Abbreviations: ASCVD = Atherosclerotic Cardiovascular Disease; BCCA = Basal Cell Carcinoma; B = Black/African American, Not Hispanic/Latino; Ca = Cancer; CABG = Coronary Artery Bypass Grafting; CAD = Coronary Artery Disease; CHF = Congestive Heart Failure; CKD = Chronic Kidney Disease; DLD = Dyslipidemia; HCL = Hypercholesterolemia; H/L = White, Hispanic/Latino; HLD = Hyperlipidemia; HTN = Hypertension; LE= Lower Extremity; MI = Myocardial Infarction; PAD = Peripheral Artery Disease; PE = Pulmonary Embolism; PTFE = Polytetrafluoroethylene; SCCA  = Squamous Cell Carcinoma; T1DM= Type 1 Diabetes Mellitus; T2DM = Type 2 Diabetes Mellitus; W = White Not Hispanic/Latino.
Study limitations

The present study focuses on sub-group data of The Phase II Clinical trial of ACP-01 in the treatment of NO-CLI patients. Significantly, the study was underpowered. The study examined one known subset of CLI- comprised of those patients presenting with ulcerative wounds. Although there is evidence of stem cells activity at 6 months [12,31,38], the predominant effects of implanted stem cells are generally considered to occur over the first few months. The authors believe that the primary and secondary endpoints of the Phase II trial should have been more attentive to outcomes at earlier times. Notwithstanding cost concerns, the durability of a single treatment injection is questioned [14]. Quality of life and performance level of the patients were not measured, missing the opportunity to capture other aspects of improvement. Patient satisfaction scores were not recorded. In the analysis of wound healing, extreme variability in wounds and wound healing further contributed to under powering of the study [14].

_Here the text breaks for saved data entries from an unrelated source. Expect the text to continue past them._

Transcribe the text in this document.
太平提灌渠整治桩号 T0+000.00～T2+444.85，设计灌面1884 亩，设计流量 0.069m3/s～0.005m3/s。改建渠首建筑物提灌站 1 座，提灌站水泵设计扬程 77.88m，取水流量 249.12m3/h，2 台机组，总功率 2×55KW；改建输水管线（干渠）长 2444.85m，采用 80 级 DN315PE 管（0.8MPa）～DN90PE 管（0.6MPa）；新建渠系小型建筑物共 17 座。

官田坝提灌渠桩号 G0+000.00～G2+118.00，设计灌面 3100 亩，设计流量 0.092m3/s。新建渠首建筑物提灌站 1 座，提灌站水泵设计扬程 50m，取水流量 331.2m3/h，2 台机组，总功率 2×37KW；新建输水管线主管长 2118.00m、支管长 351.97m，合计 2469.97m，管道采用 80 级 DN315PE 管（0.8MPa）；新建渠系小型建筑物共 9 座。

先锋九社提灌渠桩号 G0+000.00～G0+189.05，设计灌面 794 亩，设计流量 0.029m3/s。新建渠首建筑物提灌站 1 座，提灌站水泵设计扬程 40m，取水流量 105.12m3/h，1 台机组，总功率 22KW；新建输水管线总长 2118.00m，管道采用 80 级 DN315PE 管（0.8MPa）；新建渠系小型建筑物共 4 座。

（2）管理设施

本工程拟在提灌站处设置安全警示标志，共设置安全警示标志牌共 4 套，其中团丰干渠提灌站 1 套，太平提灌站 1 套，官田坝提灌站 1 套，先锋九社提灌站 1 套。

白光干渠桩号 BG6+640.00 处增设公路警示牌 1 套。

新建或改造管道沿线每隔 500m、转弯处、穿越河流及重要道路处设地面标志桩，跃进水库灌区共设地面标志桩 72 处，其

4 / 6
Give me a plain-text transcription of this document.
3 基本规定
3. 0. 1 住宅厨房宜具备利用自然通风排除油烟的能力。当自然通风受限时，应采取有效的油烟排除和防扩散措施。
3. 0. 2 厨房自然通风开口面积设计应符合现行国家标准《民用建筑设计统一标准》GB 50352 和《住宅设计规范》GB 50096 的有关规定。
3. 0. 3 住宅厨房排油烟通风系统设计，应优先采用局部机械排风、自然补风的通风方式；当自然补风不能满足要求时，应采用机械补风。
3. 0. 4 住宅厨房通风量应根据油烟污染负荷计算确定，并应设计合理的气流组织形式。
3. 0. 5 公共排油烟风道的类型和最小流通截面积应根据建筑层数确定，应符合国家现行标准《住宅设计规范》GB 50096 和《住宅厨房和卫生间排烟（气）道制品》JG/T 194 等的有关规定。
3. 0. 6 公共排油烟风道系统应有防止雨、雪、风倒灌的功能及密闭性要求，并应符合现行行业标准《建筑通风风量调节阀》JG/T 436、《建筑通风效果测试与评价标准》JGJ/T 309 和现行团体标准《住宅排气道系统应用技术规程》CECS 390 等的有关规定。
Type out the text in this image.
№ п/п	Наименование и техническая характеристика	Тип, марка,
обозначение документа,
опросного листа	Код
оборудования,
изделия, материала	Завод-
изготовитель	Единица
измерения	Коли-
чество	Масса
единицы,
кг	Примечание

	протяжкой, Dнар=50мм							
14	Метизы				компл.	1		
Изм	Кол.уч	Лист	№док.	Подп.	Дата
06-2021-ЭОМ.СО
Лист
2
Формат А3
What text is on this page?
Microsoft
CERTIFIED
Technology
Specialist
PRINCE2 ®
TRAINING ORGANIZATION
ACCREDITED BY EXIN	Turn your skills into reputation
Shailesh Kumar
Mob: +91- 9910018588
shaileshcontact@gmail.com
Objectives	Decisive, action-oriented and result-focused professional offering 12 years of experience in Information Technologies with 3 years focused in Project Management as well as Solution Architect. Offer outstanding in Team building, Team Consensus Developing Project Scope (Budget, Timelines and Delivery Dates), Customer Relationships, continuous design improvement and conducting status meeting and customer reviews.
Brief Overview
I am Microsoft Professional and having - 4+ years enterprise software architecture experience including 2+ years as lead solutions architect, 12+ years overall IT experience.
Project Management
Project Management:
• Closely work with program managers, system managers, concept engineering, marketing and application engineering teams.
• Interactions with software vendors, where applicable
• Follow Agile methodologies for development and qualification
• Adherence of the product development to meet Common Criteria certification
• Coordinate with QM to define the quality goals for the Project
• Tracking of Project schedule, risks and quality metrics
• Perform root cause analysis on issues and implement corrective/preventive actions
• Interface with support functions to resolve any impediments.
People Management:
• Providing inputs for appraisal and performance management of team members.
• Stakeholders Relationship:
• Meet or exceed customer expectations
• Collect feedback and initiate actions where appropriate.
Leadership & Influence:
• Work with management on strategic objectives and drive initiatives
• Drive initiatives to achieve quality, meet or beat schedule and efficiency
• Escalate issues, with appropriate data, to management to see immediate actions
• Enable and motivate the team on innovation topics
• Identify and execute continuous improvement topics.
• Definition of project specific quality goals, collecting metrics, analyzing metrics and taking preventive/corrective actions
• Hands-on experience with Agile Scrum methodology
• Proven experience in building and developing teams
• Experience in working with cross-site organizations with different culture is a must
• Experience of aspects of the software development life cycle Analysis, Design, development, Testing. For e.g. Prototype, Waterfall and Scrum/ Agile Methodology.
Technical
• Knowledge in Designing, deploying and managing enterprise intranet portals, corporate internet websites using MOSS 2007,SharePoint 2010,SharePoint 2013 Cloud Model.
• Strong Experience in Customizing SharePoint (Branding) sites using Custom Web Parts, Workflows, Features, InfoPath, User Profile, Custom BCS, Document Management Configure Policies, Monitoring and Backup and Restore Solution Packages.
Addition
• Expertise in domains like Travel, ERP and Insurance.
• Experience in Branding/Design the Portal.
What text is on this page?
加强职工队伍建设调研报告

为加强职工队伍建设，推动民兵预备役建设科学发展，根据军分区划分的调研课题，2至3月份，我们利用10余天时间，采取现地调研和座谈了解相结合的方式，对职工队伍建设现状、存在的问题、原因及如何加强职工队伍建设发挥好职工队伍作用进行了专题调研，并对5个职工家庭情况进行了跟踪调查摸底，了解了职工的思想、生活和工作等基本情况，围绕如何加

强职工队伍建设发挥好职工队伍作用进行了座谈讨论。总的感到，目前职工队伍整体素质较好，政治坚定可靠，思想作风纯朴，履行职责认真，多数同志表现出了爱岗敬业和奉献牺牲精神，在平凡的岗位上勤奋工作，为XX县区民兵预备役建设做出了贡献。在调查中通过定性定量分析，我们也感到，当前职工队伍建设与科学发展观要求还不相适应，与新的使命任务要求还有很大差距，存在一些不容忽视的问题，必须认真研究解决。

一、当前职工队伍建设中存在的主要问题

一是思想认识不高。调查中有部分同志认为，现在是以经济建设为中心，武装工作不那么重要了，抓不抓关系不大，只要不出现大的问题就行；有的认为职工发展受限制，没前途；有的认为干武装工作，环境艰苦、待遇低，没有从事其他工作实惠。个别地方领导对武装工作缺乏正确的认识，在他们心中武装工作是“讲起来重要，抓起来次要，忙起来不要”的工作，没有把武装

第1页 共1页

This re-examination of the data of a Phase 2 study of NO-CLI patients demonstrates that the use of ACP-01 in the subset of CLI patients who presented with ulcerous wounds was technically safe, and associated with a significant improvement in wound healing, and lessening of both amputation and death rates. The primary modes of action are thought to reside in amplification of angiogenesis, cell migration, and recruitment of non-inflammatory macrophages and CD34+ cells to the injury sites.

The very low amputation and death rate of the treated patients is attributed to a combined effect of the autologous cells administration within a program of careful surveillance and attentiveness to medical treatment of the patients. Significantly, the study was underpowered, but nevertheless, supports the optimistic findings of other meta-analyses, and warrants further clinical investigation. Future studies should include the evaluation of the efficacy of re-administering cell treatments within the 3-6 month time-interval, particularly in those patients who do not heal within that time period.

Author contributions

Professor Fraser Henderson Sr wrote and edited the manuscript. Dr. Ina Sarel was involved in the conception of the clinical study, data verification and analysis, wrote parts of the manuscript, and edited the whole document. Professor York Hsiang was senior author, involved in the conception and execution of the clinical study, treatment of many of the patient , and edited the manuscript. Professor Stephen Lewis reviewed, advised and approved the scientific and statistical methods, and assisted in statistical analysis, and editing the manuscript. Kelly Tuchman assisted in the clinical data analysis and performed statistical analyses and formation of tables and figures, and also participated in writing and editing the manuscript.

Disclosure statement

Professor Henderson is a practicing, academic neurosurgeon who serves as Chief Medical Officer, and has stock in Hemostemix, Inc. Dr. Ina Sarel is the Chief Scientific Officer for Hemostemix Inc., and has stock in the corporation. Professors York Hsiang and Stephen Lewis and Kelly Tuchman have no financial interest or conflict of interest. Kelly Tuchman was paid for her work by Hemostemix Inc. Dr. Hsiang is on the Scientific Advisory Board for Hemostemix, Inc.

Funding

The writing of the study was unfunded with the exception of hourly wages that were paid to Kelly Tuchman.

Data Availability Statement

The clinical study data for the HS 12-01 Clinical Trial. Clinical Trials.Gov is NCT02551679) is freely available upon application to Dr. Ina Sarel, Chief Scientific Officer, Hemostemix Inc.